Given the challenges that fintechs in all markets are facing in terms of profitability, expertise in business management and corporate governance is needed. Some experts question whether fintech has truly moved the needle on financial inclusion, believing that it is easing financial transactions for those already in the system.
But the jury is still out. Although a causal link with the rise of fintech is unclear, surveys conducted by Enhancing Financial Innovation and Access, a financial sector development organisation, reveal that the percentage of financially-excluded adults in Nigeria reduced from 41.6% in 2016 to 36.8% in 2018.
In her submission, the Senior Vice President, General Manager West Africa at Mastercard, Ebehijie Momoh said that the Fintech in Africa story is already one of the world’s greatest tech-success stories — Africa’s fintech industry is expected to be worth more than $3bn in 2020 (according to Ecobank research). And according to a 2016 study, The long-run poverty and gender impacts of mobile money, fintechs have lifted almost 200,000 households out of extreme poverty, and enabled almost the same number of women to move from subsistence farming into business.
“At Mastercard, we believe that fintechs are contributing to the rapid digital transformation that makes lives more convenient, simpler, and rewarding – especially across Africa.

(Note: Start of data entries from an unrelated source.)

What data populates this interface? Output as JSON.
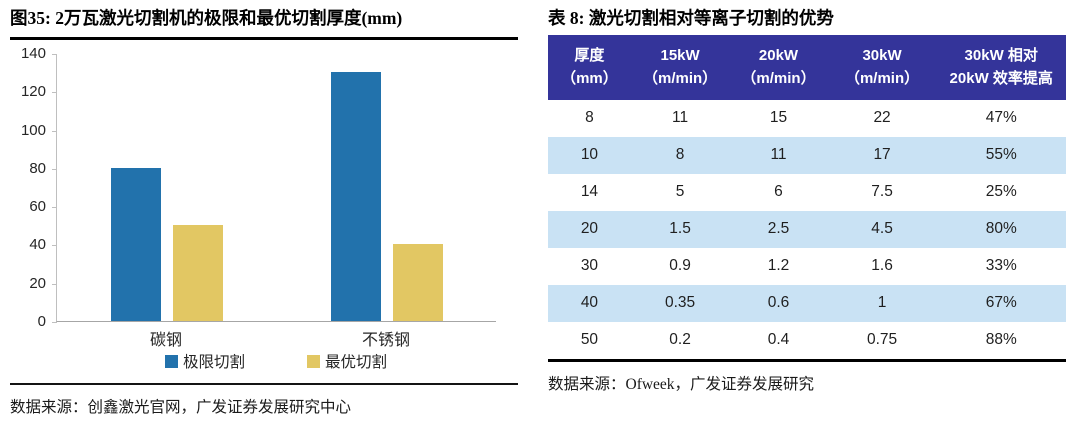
{
  "left_panel": {
    "title": "图35:  2万瓦激光切割机的极限和最优切割厚度(mm)",
    "source": "数据来源：创鑫激光官网，广发证券发展研究中心"
  },
  "right_panel": {
    "title": "表 8:  激光切割相对等离子切割的优势",
    "source": "数据来源：Ofweek，广发证券发展研究"
  },
  "colors": {
    "bar_blue": "#2272AC",
    "bar_yellow": "#E2C763",
    "table_header_bg": "#34349A",
    "table_stripe_bg": "#C9E2F4",
    "axis_line": "#BFBFBF"
  },
  "chart_data": [
    {
      "type": "bar",
      "title": "图35: 2万瓦激光切割机的极限和最优切割厚度(mm)",
      "categories": [
        "碳钢",
        "不锈钢"
      ],
      "series": [
        {
          "name": "极限切割",
          "values": [
            80,
            130
          ],
          "color": "#2272AC"
        },
        {
          "name": "最优切割",
          "values": [
            50,
            40
          ],
          "color": "#E2C763"
        }
      ],
      "xlabel": "",
      "ylabel": "",
      "ylim": [
        0,
        140
      ],
      "ytick_step": 20,
      "grid": false,
      "legend_position": "bottom"
    },
    {
      "type": "table",
      "title": "表 8: 激光切割相对等离子切割的优势",
      "columns": [
        {
          "line1": "厚度",
          "line2": "（mm）"
        },
        {
          "line1": "15kW",
          "line2": "（m/min）"
        },
        {
          "line1": "20kW",
          "line2": "（m/min）"
        },
        {
          "line1": "30kW",
          "line2": "（m/min）"
        },
        {
          "line1": "30kW 相对",
          "line2": "20kW 效率提高"
        }
      ],
      "col_widths": [
        "16%",
        "19%",
        "19%",
        "21%",
        "25%"
      ],
      "rows": [
        [
          "8",
          "11",
          "15",
          "22",
          "47%"
        ],
        [
          "10",
          "8",
          "11",
          "17",
          "55%"
        ],
        [
          "14",
          "5",
          "6",
          "7.5",
          "25%"
        ],
        [
          "20",
          "1.5",
          "2.5",
          "4.5",
          "80%"
        ],
        [
          "30",
          "0.9",
          "1.2",
          "1.6",
          "33%"
        ],
        [
          "40",
          "0.35",
          "0.6",
          "1",
          "67%"
        ],
        [
          "50",
          "0.2",
          "0.4",
          "0.75",
          "88%"
        ]
      ]
    }
  ]
}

“We firmly believe that fintechs, and subsequently financial inclusion can drive growth and prosperity. This is why we have pledged to bring a total of 1 billion people and 50 million micro and small businesses across the globe into the digital economy by 2025. As part of this effort, there will be a direct focus on providing 25 million women entrepreneurs with solutions that can help them grow their businesses.

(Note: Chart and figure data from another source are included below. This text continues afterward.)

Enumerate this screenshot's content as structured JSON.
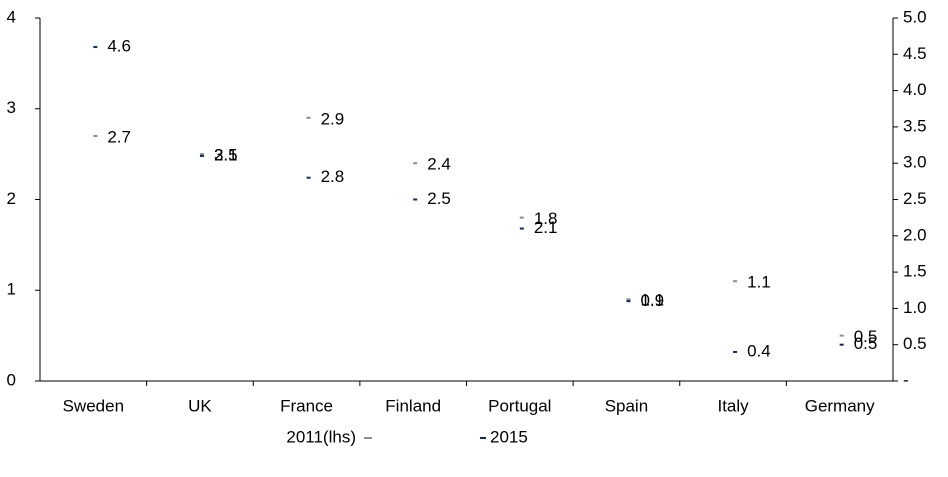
{
  "chart_data": {
    "type": "scatter",
    "categories": [
      "Sweden",
      "UK",
      "France",
      "Finland",
      "Portugal",
      "Spain",
      "Italy",
      "Germany"
    ],
    "series": [
      {
        "name": "2011(lhs)",
        "color": "#8c8c8c",
        "values": [
          2.7,
          2.5,
          2.9,
          2.4,
          1.8,
          0.9,
          1.1,
          0.5
        ]
      },
      {
        "name": "2015",
        "color": "#0d2a5c",
        "axis": "y2",
        "values": [
          4.6,
          3.1,
          2.8,
          2.5,
          2.1,
          1.1,
          0.4,
          0.5
        ]
      }
    ],
    "ylim": [
      0,
      4
    ],
    "yticks": [
      0,
      1,
      2,
      3,
      4
    ],
    "y2lim": [
      0,
      5
    ],
    "y2ticks": [
      {
        "value": 0,
        "label": "-"
      },
      0.5,
      {
        "value": 1,
        "label": "1.0"
      },
      1.5,
      {
        "value": 2,
        "label": "2.0"
      },
      2.5,
      {
        "value": 3,
        "label": "3.0"
      },
      3.5,
      {
        "value": 4,
        "label": "4.0"
      },
      4.5,
      {
        "value": 5,
        "label": "5.0"
      }
    ],
    "legend": "bottom"
  }
}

“To further simplify the way we work with fintechs, in 2019 we launched Mastercard Accelerate, a global initiative that also gives them access to everything they need to grow quickly. Offering a simple, single entry-point to our company’s wide portfolio of specialized programs, Mastercard Accelerate gives start-ups and emerging brands support and assistance for every stage of their growth and transformation, from market entry to global expansion”.
Accelerate comprises a range of award-winning programs that have helped participants all over the world access and benefit from Mastercard’s ecosystem, customers and innovation comprising of Mastercard Fintech Express, Mastercard Engage, Mastercard Start Path and Mastercard Developers.

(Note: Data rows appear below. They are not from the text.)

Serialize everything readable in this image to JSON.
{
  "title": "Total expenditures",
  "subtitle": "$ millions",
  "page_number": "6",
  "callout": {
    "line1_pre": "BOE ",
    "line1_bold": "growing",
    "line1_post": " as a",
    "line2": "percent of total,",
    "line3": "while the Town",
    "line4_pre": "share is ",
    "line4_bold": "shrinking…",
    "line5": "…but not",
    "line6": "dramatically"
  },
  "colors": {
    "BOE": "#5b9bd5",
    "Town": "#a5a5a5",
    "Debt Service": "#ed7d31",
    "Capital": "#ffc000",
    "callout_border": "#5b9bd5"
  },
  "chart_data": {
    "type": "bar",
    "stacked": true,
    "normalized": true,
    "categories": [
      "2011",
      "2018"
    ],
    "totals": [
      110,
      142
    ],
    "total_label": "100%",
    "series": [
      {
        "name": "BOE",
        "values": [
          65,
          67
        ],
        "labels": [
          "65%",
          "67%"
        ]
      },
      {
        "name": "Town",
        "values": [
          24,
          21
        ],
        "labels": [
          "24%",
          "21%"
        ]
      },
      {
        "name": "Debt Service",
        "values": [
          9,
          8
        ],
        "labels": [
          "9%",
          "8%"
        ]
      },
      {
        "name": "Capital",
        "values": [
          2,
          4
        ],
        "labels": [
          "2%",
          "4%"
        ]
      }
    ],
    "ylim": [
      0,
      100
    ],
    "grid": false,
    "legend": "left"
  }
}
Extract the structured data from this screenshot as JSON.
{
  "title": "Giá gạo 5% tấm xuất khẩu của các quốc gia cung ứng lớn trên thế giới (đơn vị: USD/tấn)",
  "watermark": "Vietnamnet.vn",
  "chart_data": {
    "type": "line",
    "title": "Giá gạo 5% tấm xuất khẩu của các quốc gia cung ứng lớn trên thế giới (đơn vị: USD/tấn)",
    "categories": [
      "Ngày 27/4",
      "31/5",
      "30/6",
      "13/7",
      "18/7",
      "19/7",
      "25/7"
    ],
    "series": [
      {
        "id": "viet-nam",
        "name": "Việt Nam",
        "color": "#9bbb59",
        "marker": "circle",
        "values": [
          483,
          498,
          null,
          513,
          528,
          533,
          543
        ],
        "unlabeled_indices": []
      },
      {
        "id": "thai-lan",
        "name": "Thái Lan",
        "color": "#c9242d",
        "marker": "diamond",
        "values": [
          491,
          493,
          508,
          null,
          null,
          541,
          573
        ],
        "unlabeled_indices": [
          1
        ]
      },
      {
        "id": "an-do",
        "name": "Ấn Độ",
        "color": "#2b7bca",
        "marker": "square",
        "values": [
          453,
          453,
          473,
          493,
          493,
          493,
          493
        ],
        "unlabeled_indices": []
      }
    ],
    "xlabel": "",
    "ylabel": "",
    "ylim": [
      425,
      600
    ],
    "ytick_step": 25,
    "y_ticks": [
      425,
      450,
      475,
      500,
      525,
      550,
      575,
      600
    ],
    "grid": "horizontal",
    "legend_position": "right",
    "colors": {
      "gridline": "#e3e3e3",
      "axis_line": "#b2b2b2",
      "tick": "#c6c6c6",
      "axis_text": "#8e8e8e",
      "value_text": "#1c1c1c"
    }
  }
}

“I personally love what we are doing with Start Path where we invite later-stage startups to participate in a 6-month program, providing opportunities to scale and secure strategic investments. More than 200 companies have participated in the Start Path’s program since its founding in 2014 and those companies have collectively gone on to raise $1.5B in capital. Across Africa, over five African fintech’s including three from Nigeria have run through this programme including MAX.ng, Flutterwave, Netplus, Kasha, Mfarmpay, Lidya and Lipa Later”, Momoh said.
As Nigeria is rapidly progressing in the digital space – becoming increasingly more connected; “through our programs with fintechs”, she added, “we are bringing together an ecosystem of key players at different touchpoints. Together, we are delivering innovative digital solutions that have a far-reaching impact and realize the true potential of inclusive growth across the country. This is the future and we are here for it”.